= Laird Schober Shoes =

Laird Schober Shoes began in 1870 in Philadelphia, United States as a small manufacturer of ladies', misses', and children' shoes by three young men in their mid-twenties. The company grew with sustained and measured increase until closing its doors in 1965.

== History ==
Samuel S. Laird, the senior partner, his brother-in-law George P. Schober, and their friend George A. Mitchell, were joined by Samuel's younger brother, John, in 1875. This is also the year that William S. Duling joined the company as a young designer. Duling worked tirelessly from the beginning and the company saw large increases as a result. The company expanded into all areas of the country and he helped to maintain the highest quality of output. The three men were equipped with all the necessary details of the business and its demands to guide its growth. Constantly adding new machines, including the McKay that could sew 100 pairs of soles onto women's shoes in one hour in 1858, and the Reese Buttonholer that made 100,000 button holes a week in 1891. Continuously taking on more responsibility and earning greater trust from the senior partners, Duling was made a partner himself in 1894. The company name was changed to Laird Schober & Co.

== Recognition ==
The craftsmanship, design and comfort of the latest technology led to increased recognition and prominence of Laird Schober shoes.

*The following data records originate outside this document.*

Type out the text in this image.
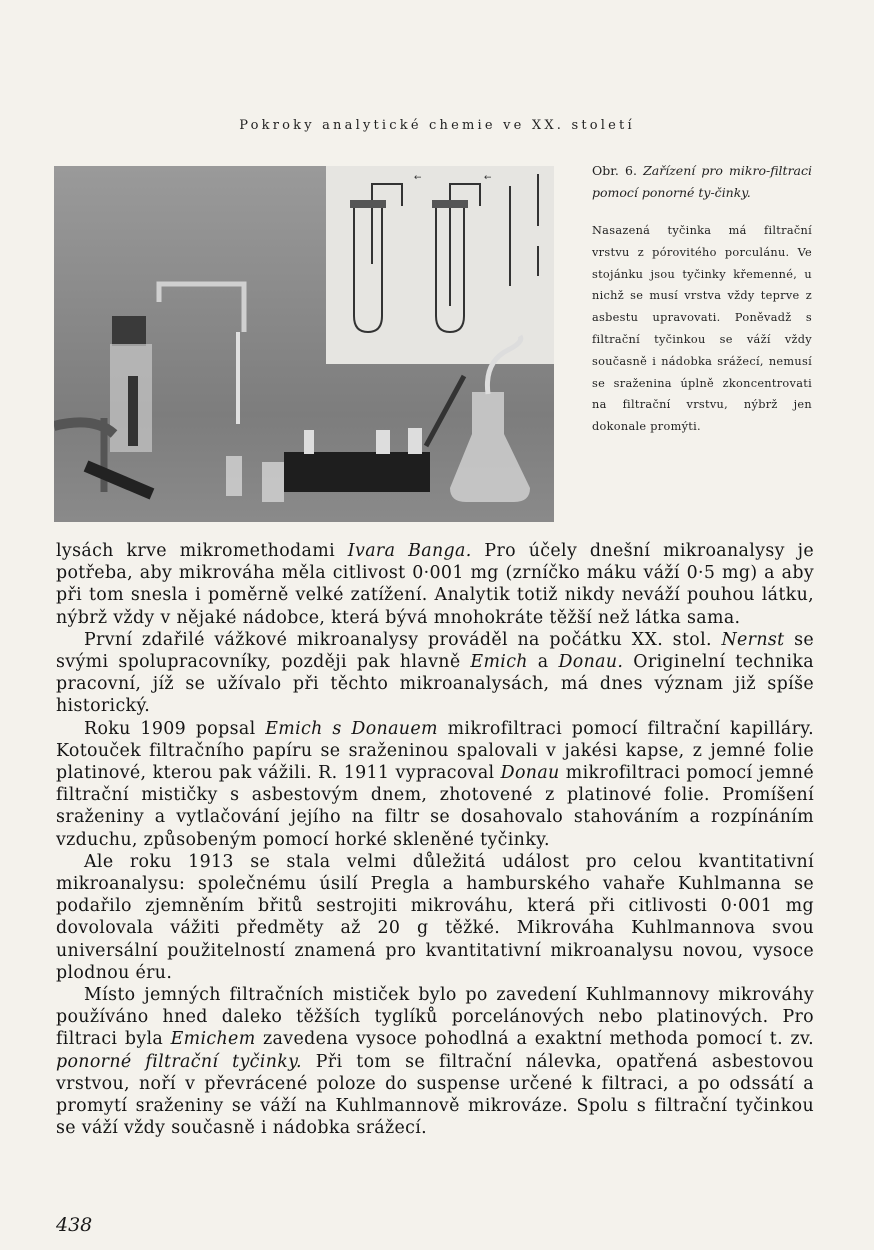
Pokroky analytické chemie ve XX. století
←	←	Obr. 6. Zařízení pro mikro-filtraci pomocí ponorné ty-činky.

Nasazená tyčinka má filtrační vrstvu z pórovitého porculánu. Ve stojánku jsou tyčinky křemenné, u nichž se musí vrstva vždy teprve z asbestu upravovati. Poněvadž s filtrační tyčinkou se váží vždy současně i nádobka srážecí, nemusí se sraženina úplně zkoncentrovati na filtrační vrstvu, nýbrž jen dokonale promýti.

lysách krve mikromethodami Ivara Banga. Pro účely dnešní mikroanalysy je potřeba, aby mikrováha měla citlivost 0·001 mg (zrníčko máku váží 0·5 mg) a aby při tom snesla i poměrně velké zatížení. Analytik totiž nikdy neváží pouhou látku, nýbrž vždy v nějaké nádobce, která bývá mnohokráte těžší než látka sama.

První zdařilé vážkové mikroanalysy prováděl na počátku XX. stol. Nernst se svými spolupracovníky, později pak hlavně Emich a Donau. Originelní technika pracovní, jíž se užívalo při těchto mikroanalysách, má dnes význam již spíše historický.

Roku 1909 popsal Emich s Donauem mikrofiltraci pomocí filtrační kapilláry. Kotouček filtračního papíru se sraženinou spalovali v jakési kapse, z jemné folie platinové, kterou pak vážili. R. 1911 vypracoval Donau mikrofiltraci pomocí jemné filtrační mističky s asbestovým dnem, zhotovené z platinové folie. Promíšení sraženiny a vytlačování jejího na filtr se dosahovalo stahováním a rozpínáním vzduchu, způsobeným pomocí horké skleněné tyčinky.

Ale roku 1913 se stala velmi důležitá událost pro celou kvantitativní mikroanalysu: společnému úsilí Pregla a hamburského vahaře Kuhlmanna se podařilo zjemněním břitů sestrojiti mikrováhu, která při citlivosti 0·001 mg dovolovala vážiti předměty až 20 g těžké. Mikrováha Kuhlmannova svou universální použitelností znamená pro kvantitativní mikroanalysu novou, vysoce plodnou éru.

Místo jemných filtračních mističek bylo po zavedení Kuhlmannovy mikrováhy používáno hned daleko těžších tyglíků porcelánových nebo platinových. Pro filtraci byla Emichem zavedena vysoce pohodlná a exaktní methoda pomocí t. zv. ponorné filtrační tyčinky. Při tom se filtrační nálevka, opatřená asbestovou vrstvou, noří v převrácené poloze do suspense určené k filtraci, a po odssátí a promytí sraženiny se váží na Kuhlmannově mikrováze. Spolu s filtrační tyčinkou se váží vždy současně i nádobka srážecí.

438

The company won many awards at international expositions, and when a group of French shoemakers in 1921 were shown the handmade, microscopic stitches on the welts, they exclaimed "magnifique!". This was considered high praise because the French were deemed the best in the trade.

Laird Schober & Co. won the Franklin Institute Engineering Award in 1900, for Excellence in Manufacturing of shoes, collaborated with fashion designer Elsa Schiaparelli in 1938, and were sold in fine department stores like of Wanamaker's, and Strawbridge & Clothier of Philadelphia.